Gordon’s heel felt worse as she continued dancing, but when she graduated the following year, she was terrified of delaying her career. She remembers thinking, “I’m just getting started. I can’t stop now.” So she didn’t. She danced in the Radio City Christmas Spectacular and other freelance gigs. “I was icing as much as I could, and using Icy Hot and Advil just to get through class and rehearsals,” she says.
A Treatment Regimen
When treating tendonitis, the goal is to reduce inflammation. The rest, ice, compression, elevation (RICE) method and anti-inflammatory medicines or ointments can help. Martin favors contrast baths: immersing the affected area in warm water with Epsom salt for 10 minutes and then cold water with no more than four ice cubes for 10 minutes. Repeat the cycle once, for a total soak time of 40 minutes. This flushes out inflammatory fluids. Plus, she recommends dancers regularly roll out their feet on tennis balls and use foam rollers to massage their legs to release tightness in the muscles and the fibrous fascia that encases them. If discomfort persists for five days, or if squeezing the relaxed tendon is painful, it’s time to see a doctor.

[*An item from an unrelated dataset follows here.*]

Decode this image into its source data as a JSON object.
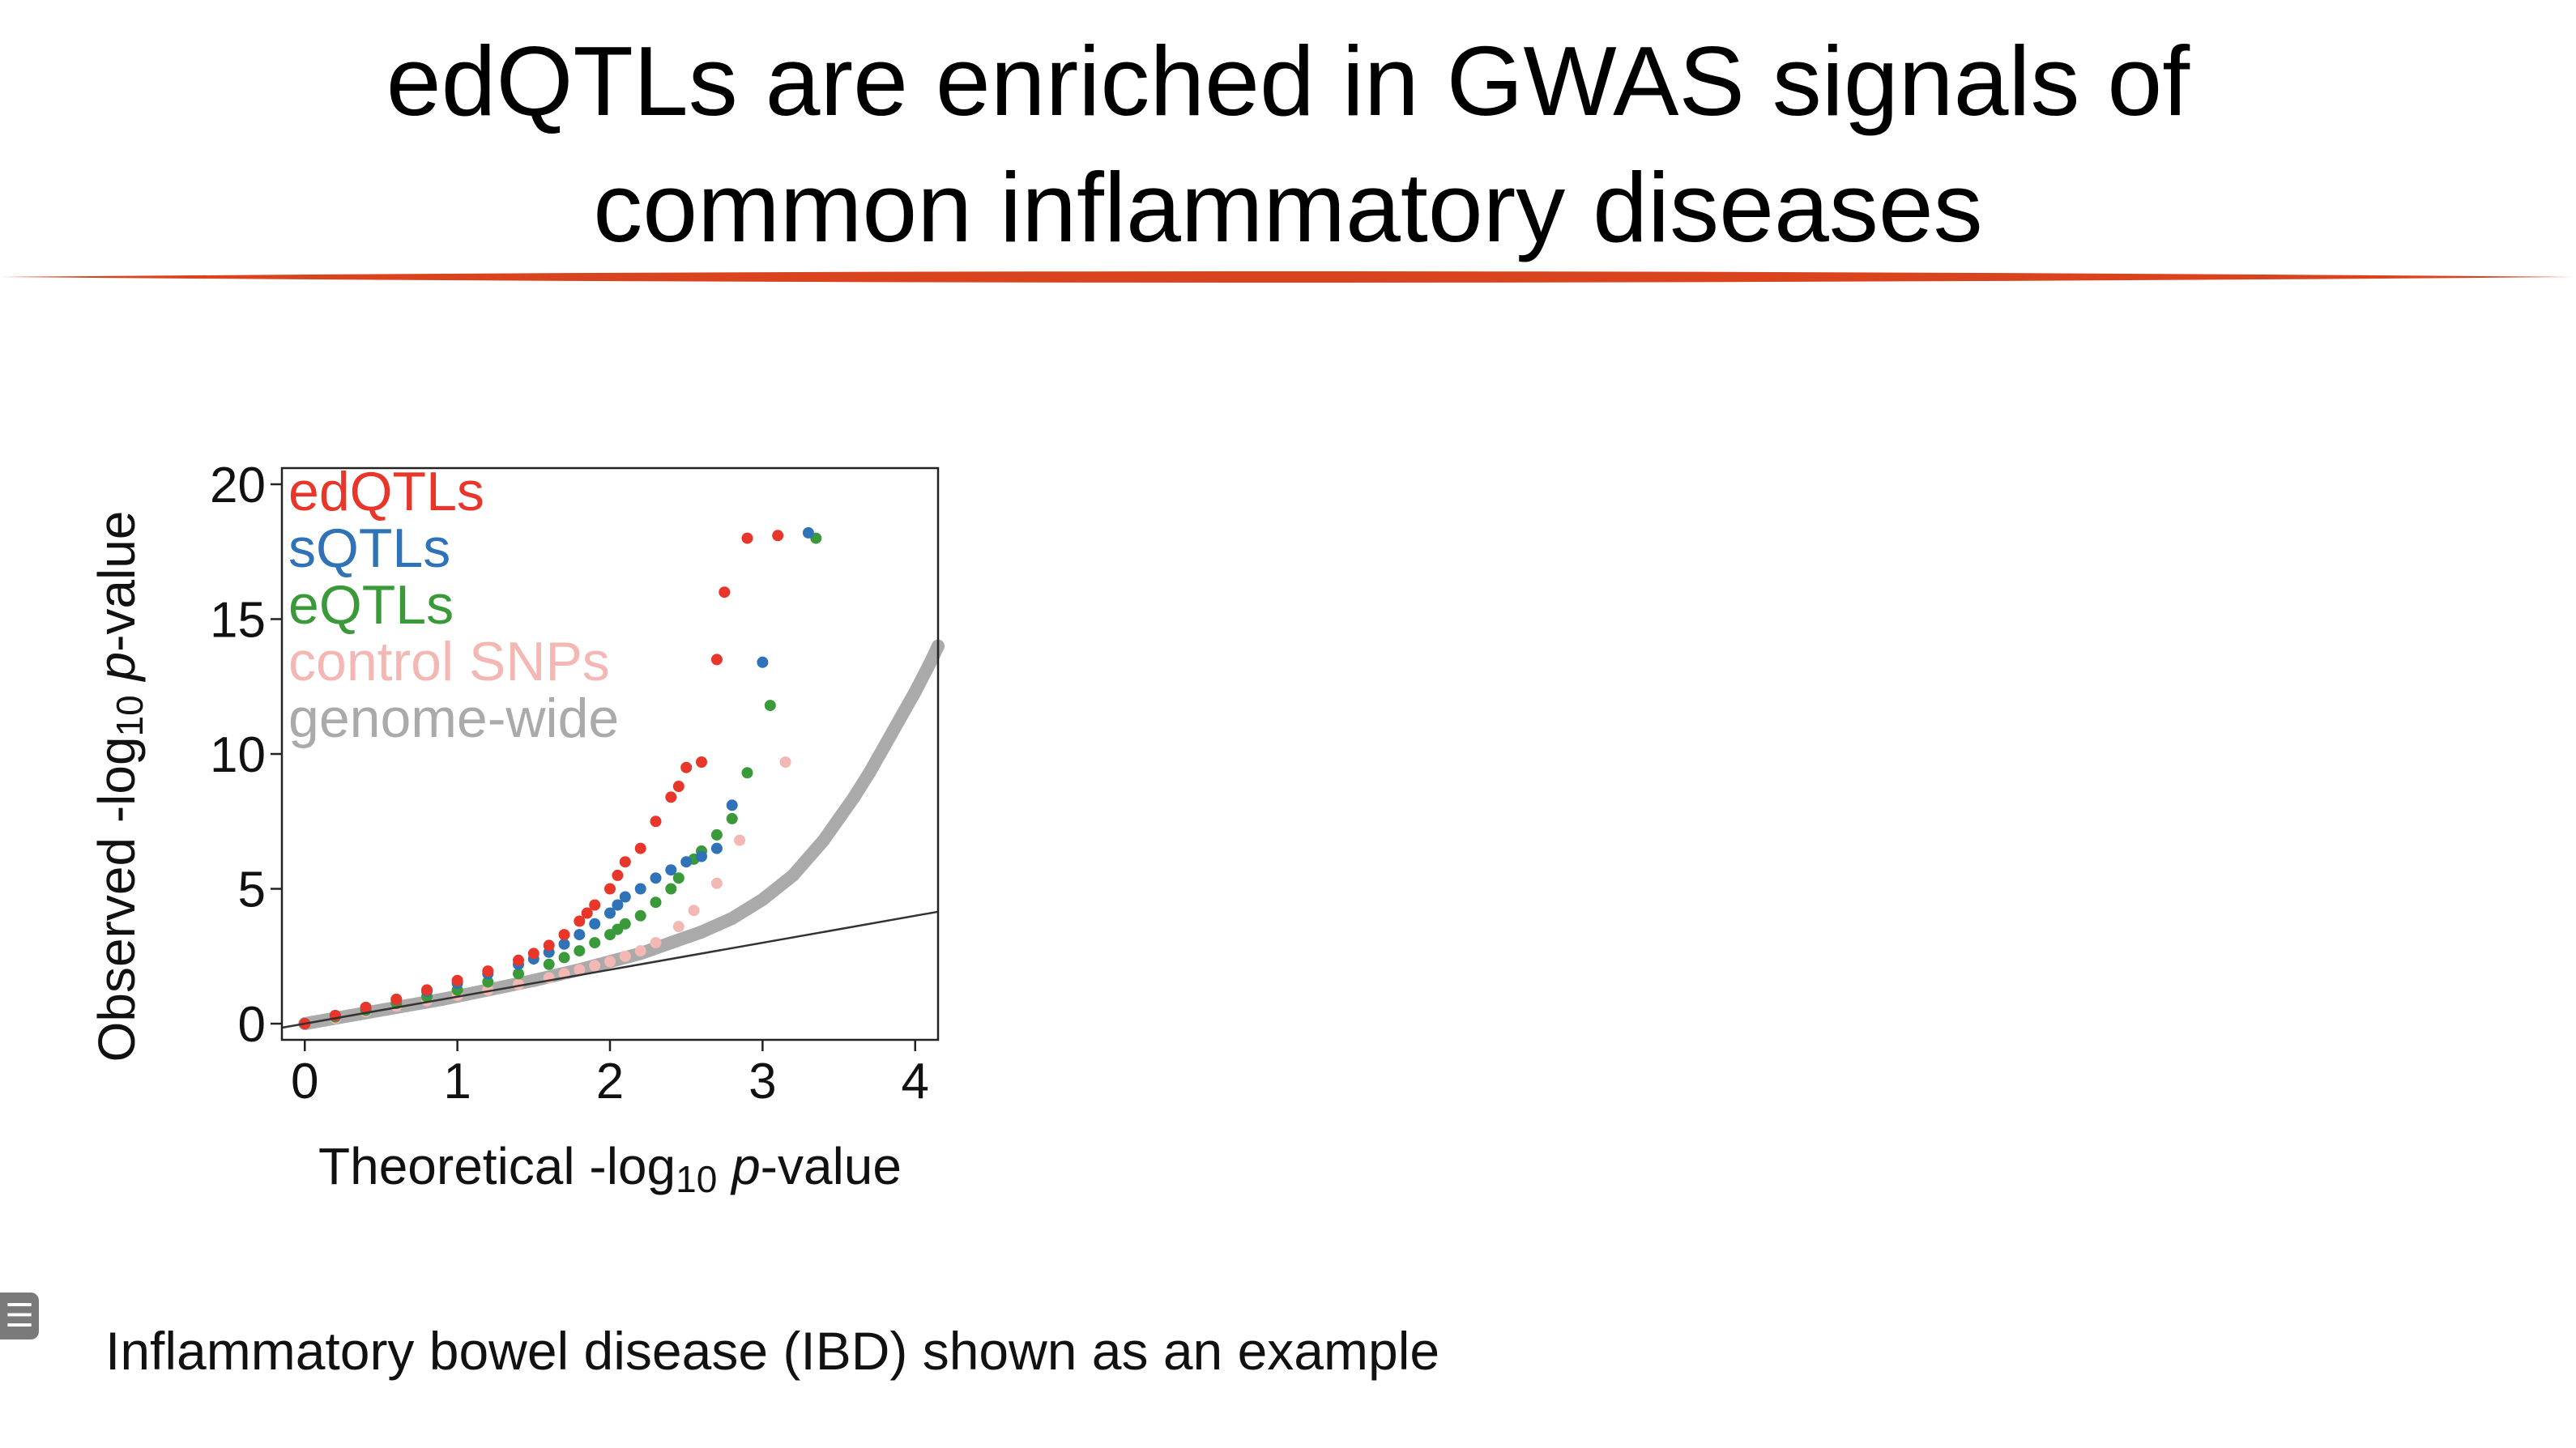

Traditional stretches should be part of a dancer’s routine before tendonitis sets in. Once a tendon gets irritated, stretching will make it worse. “The way you rest a tendon is you don’t pull on it,” Martin says, which is why a sturdy shoe with a thick one- or two-inch heel can relieve Achilles tendonitis outside the studio. Constantly wearing heels is not good, though, because it shortens the Achilles over time.
Worst Case Scenario
By the time Gordon saw a doctor in 2009, her Achilles tendonitis had developed additional bursitis, which is when the bursa, a small sac of fluid that cushions where the tendon joins the bone, also becomes severely inflamed. She did a year of physical therapy, with treatment focused on relief: deep calf massages and electrical muscle stimulation for the pain.
An MRI revealed a small tear in her Achilles, as well as a pointy protrusion on the back of her heel known as Haglund’s deformity, which causes the Achilles to rub against the heel bone. It had been contributing to her condition, which was now extremely serious.
Gordon decided to have surgery. Doctors shaved down the pointy end of her heel bone and removed the inflamed bursa. She then returned to intensive physical therapy to strengthen her calf muscles and align her ankles. Within three months, she was taking classes and working to retrain her turnout, which she had been forcing all her life, a habit that caused her feet to pronate and irritated her Achilles.
Don’t Count on Luck
Martin points out that a structural abnormality is far from the only cause of tendonitis, but it’s another reason to see a doctor quickly. In a way, Gordon was lucky that her anatomy had been contributing to her tendonitis—it could be corrected with surgery.
Gordon, now a freelance dancer in New York City, says her left ankle is still not as strong as her right. She has to be careful when preparing for pointe work. She takes herself through barre exercises on flat before putting on pointe shoes, and if she needs to wait during an audition, she constantly rotates her ankles to keep them limber and warm. She also has developed more overall strength and anatomical knowledge through Pilates. “I’m much more body-aware now and doing everything I possibly can to avoid being in that situation ever again,” she says.
Looking back, Gordon knows it was unwise to delay treatment, and Martin urges other young dancers to consider the long-term risks of that decision. “Try to see the forest for the trees,” she says. “If you want to have longevity in this field, you have to look at it as this long trajectory. If you want to do this one thing, but it’s going to take you out for the rest of your life, is it worth it?”
Gordon wouldn’t recommend her own strategy. See a doctor soon, she says. “Don’t let it last three years.”